Altri posti nel mondo

Ieri sera, prima di uscire per andare al concerto, ero tranquillo sul divano, col portatile, a leggermi la posta; quando mi si è aperta la finestra di Gaim, e un contatto sconosciuto mi ha detto “Ciao, come stai?”.

Ora, non si trattava di una eventualità strana; in realtà, in queste ultime settimane, mi succede anche più di una volta al giorno di venire contattato su ICQ da gentili donzelle di varie parti del mondo – tipicamente, Russia, altri paesi ex sovietici, Turchia o Serbia – attratte dal mio status di maschio italiano trentenne single. Non tutte hanno lo stesso approccio; ci sono quelle che entro il terzo scambio di battute chiedono “Marital status?”, e sono interessate soltanto a trovare un matrimonio con una persona qualsiasi purchè comprenda un visto per l’Unione Europea; altre sono semplicemente interessate a conoscersi, e poi si vedrà. (Su queste ultime faccio regolarmente colpo, visto che la chat aiuta a vincere la timidezza e mette in mostra soprattutto le qualità intellettuali; peccato che siano tutte così lontane…)

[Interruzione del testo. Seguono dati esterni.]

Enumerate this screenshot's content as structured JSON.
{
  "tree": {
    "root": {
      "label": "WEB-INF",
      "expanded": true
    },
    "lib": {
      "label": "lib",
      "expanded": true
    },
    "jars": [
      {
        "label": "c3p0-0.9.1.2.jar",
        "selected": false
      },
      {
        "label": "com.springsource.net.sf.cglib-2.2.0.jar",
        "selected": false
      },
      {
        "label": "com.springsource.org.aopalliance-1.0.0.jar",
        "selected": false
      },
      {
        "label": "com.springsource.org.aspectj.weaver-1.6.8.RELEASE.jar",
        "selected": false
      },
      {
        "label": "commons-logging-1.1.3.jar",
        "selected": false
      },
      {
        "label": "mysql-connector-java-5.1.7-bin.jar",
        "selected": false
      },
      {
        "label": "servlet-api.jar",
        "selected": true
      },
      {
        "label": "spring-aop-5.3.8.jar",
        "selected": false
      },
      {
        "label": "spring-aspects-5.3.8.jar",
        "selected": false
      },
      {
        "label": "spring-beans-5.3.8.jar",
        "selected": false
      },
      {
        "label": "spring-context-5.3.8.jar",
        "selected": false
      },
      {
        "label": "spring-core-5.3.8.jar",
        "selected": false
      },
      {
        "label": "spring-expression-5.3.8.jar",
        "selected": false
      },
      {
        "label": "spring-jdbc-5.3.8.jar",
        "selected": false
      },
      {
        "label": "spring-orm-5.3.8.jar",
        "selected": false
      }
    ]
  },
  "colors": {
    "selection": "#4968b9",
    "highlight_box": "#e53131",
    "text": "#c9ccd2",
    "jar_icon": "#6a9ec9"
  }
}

Comunque, ho controllato senza grande convinzione il profilo, e sono sobbalzato: difatti la provenienza non era la solita Mosca, ma Tuzla, in Bosnia-Erzegovina.

La Bosnia, si sa, è la cattiva coscienza delle nostre Fallaci furiose. Un’estate fa, in Lussemburgo per un meeting di ICANN, ci fecero mettere sull’attenti a mezzogiorno, due volte (una in ora locale, una in ora britannica), per onorare i cinquantasei morti della metropolitana di Londra; e per quanto l’onore fosse dovuto e sentito, a nessuno tranne a me venne in mente che era anche esattamente il decimo anniversario del massacro di Srebrenica, in cui i morti (musulmani, uccisi dai cristiani serbi sotto l’indifferenza della NATO e gli sguardi impotenti dei militari olandesi) furono oltre ottomila. (Questo è giusto per darvi un’idea.)

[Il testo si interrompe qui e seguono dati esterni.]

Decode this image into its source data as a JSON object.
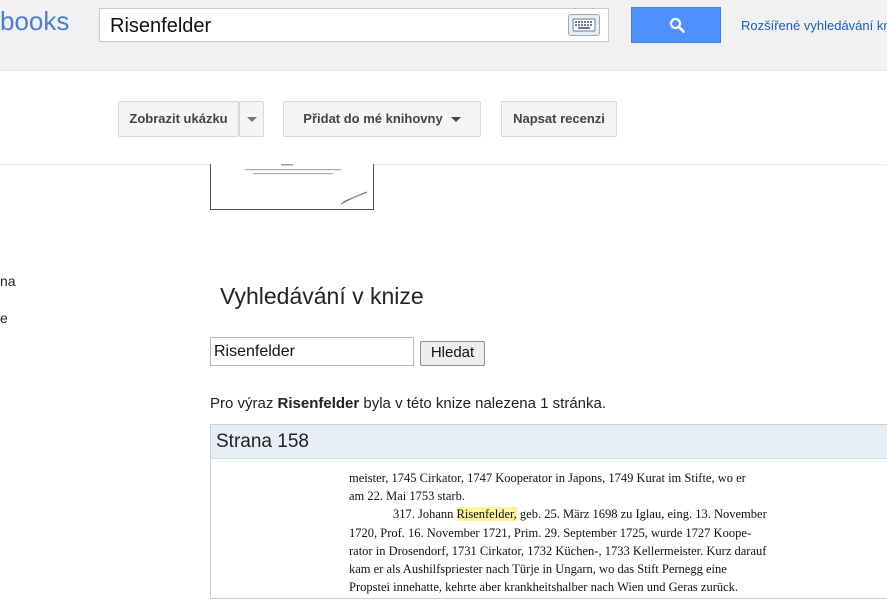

Tuzla, invece, è ricordata per il relativo massacro, dove i morti (sempre musulmani bosniaci) furono soltanto 71, quasi tutti ragazzi o giovani di vent’anni. Avere l’opportunità di parlare con una persona di quelle parti non è tanto facile, e così l’ho sfruttata al volo.

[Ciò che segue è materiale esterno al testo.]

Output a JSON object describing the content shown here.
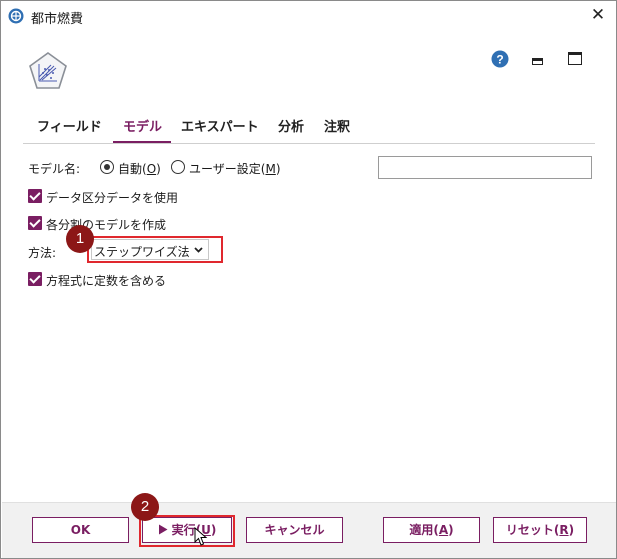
{
  "window": {
    "title": "都市燃費"
  },
  "tabs": [
    {
      "label": "フィールド"
    },
    {
      "label": "モデル"
    },
    {
      "label": "エキスパート"
    },
    {
      "label": "分析"
    },
    {
      "label": "注釈"
    }
  ],
  "model": {
    "model_name_label": "モデル名:",
    "auto_label": "自動(",
    "auto_key": "O",
    "custom_label": "ユーザー設定(",
    "custom_key": "M",
    "close_paren": ")",
    "model_name_value": "",
    "use_partition_label": "データ区分データを使用",
    "split_models_label": "各分割のモデルを作成",
    "method_label": "方法:",
    "method_value": "ステップワイズ法",
    "include_constant_label": "方程式に定数を含める"
  },
  "annotations": {
    "badge1": "1",
    "badge2": "2"
  },
  "buttons": {
    "ok": "OK",
    "run": "実行(",
    "run_key": "U",
    "cancel": "キャンセル",
    "apply": "適用(",
    "apply_key": "A",
    "reset": "リセット(",
    "reset_key": "R",
    "close_paren": ")"
  },
  "colors": {
    "accent": "#7a1e62",
    "highlight": "#e0282e",
    "badge": "#8c1717"
  },
  "icons": {
    "app": "app-icon",
    "close": "close-icon",
    "node": "regression-node-icon",
    "help": "help-icon",
    "minimize": "minimize-icon",
    "maximize": "maximize-icon",
    "play": "play-icon"
  }
}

Il dialogo è stato inizialmente normale, ma, aiutato dall’italiano ancora imperfetto della mia interlocutrice, è scivolato presto nel surreale. Ad esempio, ho scoperto che lei non abita veramente a Tuzla, ma in un villaggio denominato Crno Blato; che “crno” volesse dire “nero” l’ho capito da solo, ma “blato”? Alla fine ho scoperto che il villaggio si chiama Fango Nero, e, stando alla sua risposta alla mia domanda, “Adesso ha solo quattro persone che vivono.” (adesso, non prima).

Del resto, ad una delle prime domande – “Si vive bene adesso?” – la risposta, folgorante nella sua incomprensione, è stata “Sì sì sono viva”.

Ora, non vorrei sembrare troppo drammatico; la guerra è finita, e anche da quelle parti, faticosamente, l’economia cerca di sollevarsi. La mia corrispondente lavora in una concessionaria Volkswagen (“Molte Volkswagen, non molte Fiat”) e studia italiano grazie ad amici cooperanti. E così, prima di andarmene dopo aver scambiato gli indirizzi di mail, ho chiesto anche cosa fa la gente a Tuzla di lavoro: il dialogo è stato più o meno il seguente.

“Che lavoro fa la gente?”
“Ci sono gente a Tuzla, ma non lavorano”
“Perchè?”
“Perchè industria non lavoro”
“Nessuna?”
“No, ci sono poche lavorano: fabbrica di scarpe, e fabbrica di sale.”

E io, senza offesa per nessuno, mi son chiesto se gli operai della fabbrica di sale bosniaca (a non più di quattrocento chilometri dal Bel Paese) si sarebbero lamentati del posto di direttore di filiale alla Lidl.